• 01/30/2006

    The Czech Ministry for Trade & Industry has been taking steps to try and help LG Philips Displays, a plant in the region of eastern Moravia manufacturing TV screens, which shut down on Friday amidst financial difficulty. Until now, the plant has employed 1,300 people. Specialists say its permanent shutting down would have a devastating impact on the region. For now, operation is set to resume on Tuesday, with two out of three production lines running. For the long term: the Ministry for Trade & Industry is trying to work out a plan to save the factory, with options including securing an export loan from the Czech Export bank.

    Author: Jan Velinger
  • 01/30/2006

    A spokeswoman for the Supreme State Attorney, Renata Vesecka, has said the state attorney will apply for information on the recent shelving of the case by police, of a suspicious flat purchase by the former prime minister, Stanislav Gross. Unclear circumstances surrounding the flat's financing, along with murky business deals by Mr Gross' wife, sparked a government crisis that led to the prime minister stepping down in April of last year. The Supreme State Attorney's Office will ask for information from the Prague Municipal State Attorney's Office, which supervised Gross's case. Then it will decide whether to re-check the decision process. The Supreme State Attorney's Office normally reviews all serious cases in which investigations have been shelved. In the event of uncertainty, the Supreme State Attorney can order a case re-opened.

    Author: Jan Velinger
  • 01/30/2006

    Former football international and coach turned head organiser of Germany's football World Cup, Franz Beckenbauer, is in Prague on a two-day visit to promote soccer's biggest event. On Monday afternoon Mr Beckenbauer met with both Czech football officials as well as with Czech president Vaclav Klaus. On Tuesday Mr Beckenbauer will meet with the Czech prime minister. The World Cup will kick off in neighbouring Germany in June. The last time Czechs competed in the event was sixteen years ago, in Italy in 1990.

    Author: Jan Velinger
  • 01/29/2006

    One Czech is officially known to have been among the 66 people who died when a hotel roof collapsed in the Polish city of Katowice on Saturday night. Meanwhile, a second Czech is believed to have been among the dead and yet another is unaccounted for.

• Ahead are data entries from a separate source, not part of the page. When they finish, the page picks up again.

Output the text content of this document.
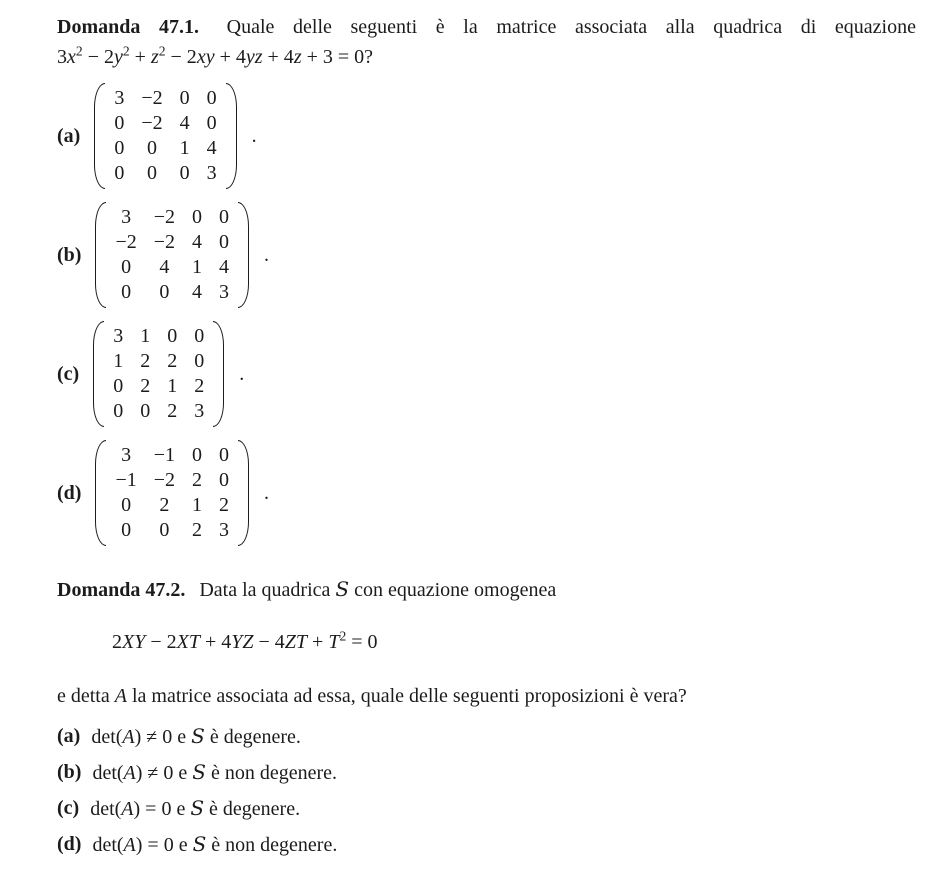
Domanda 47.1. Quale delle seguenti è la matrice associata alla quadrica di equazione $3x^2 - 2y^2 + z^2 - 2xy + 4yz + 4z + 3 = 0$?

(a)
3 −2 0 0
0 −2 4 0
0 0 1 4
0 0 0 3
.
(b)
3 −2 0 0
−2 −2 4 0
0 4 1 4
0 0 4 3
.
(c)
3 1 0 0
1 2 2 0
0 2 1 2
0 0 2 3
.
(d)
3 −1 0 0
−1 −2 2 0
0 2 1 2
0 0 2 3
.

Domanda 47.2. Data la quadrica S con equazione omogenea

$2XY - 2XT + 4YZ - 4ZT + T^2 = 0$

e detta A la matrice associata ad essa, quale delle seguenti proposizioni è vera?

(a) det(A) ≠ 0 e S è degenere.

(b) det(A) ≠ 0 e S è non degenere.

(c) det(A) = 0 e S è degenere.

(d) det(A) = 0 e S è non degenere.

    The Czech president, Vaclav Klaus, sent his condolences to his Polish counterpart, Lech Kaczynski. Mr Kaczynski had been due to visit Prague on Monday but cancelled the trip after announcing a day of mourning in Poland.

    A group of Czech rescue workers have been helping look through the rubble of Saturday's disaster in Katowice, which is near the Czech-Polish border.

    Author: Ian Willoughby
  • 01/29/2006

    The government is willing to provide assistance to Dutch company LG Philips, which shut down a factory employing 1,300 people in Moravia on Friday. The minister of finance, Bohuslav Sobotka, said the government would use the instruments at its disposal to help the TV screen manufacturer, but did not specify how. He said it was a pity, however, that LG Philips had not informed the Czech state it was in difficulties until it had shut its doors.

    Author: Ian Willoughby
  • 01/29/2006

    The defence minister, Karel Kuhnl, has described a case of corruption uncovered at his ministry as a personal failing. Mr Kuhnl's spokesperson told Czech Radio the minister would not neglect to take responsibility in the case, in which the director of the Defence Ministry's infrastructure division, Miroslav Bena, was arrested after being caught last week allegedly accepting a bribe of one million Czech crowns (over 40,000 US dollars). It is the biggest bribery scandal involving the ministry in some years.

    Author: Ian Willoughby
  • 01/29/2006

    The three-party governing coalition has ceased to exist, says the leader of the second largest coalition party, the Christian Democrats. Miroslav Kalousek told Czech Television that the largest party, the Social Democrats, were counting on co-operating with the Communists after elections in June. But Social Democrat chief Prime Minister Jiri Paroubek,said his party had never considered, were not considering and would not consider any such a scenario.

    Author: Ian Willoughby
  • 01/29/2006

    The Social Democrats are to include direct elections to the post of president in their pre-election manifesto, after a vote on the issue at a policy conference in Prague. The party also promise to create 150,000 new jobs in the Czech Republic and to cut unemployment to 6 percent.

    Author: Ian Willoughby
  • 01/28/2006

    President Vaclav Klaus has indicated that he may not sign into law a bill allowing for registered partnerships for homosexuals. The president has expressed opposition to the law in the past, and told journalists they could expect his decision to follow "quite clear indices". The bill was passed by the Senate on Thursday after previously being approved by the lower house.

    Author: Ian Willoughby
  • 01/28/2006

    The Social Democrat prime minister, Jiri Paroubek, has again ruled out post-election co-operation with the Communist Party. Speaking at a party policy conference on Saturday, Mr Paroubek said a minority Social Democrat government was the most likely outcome of general elections in June. He said a third of the cabinet in such a scenario would be made up of non-party "experts".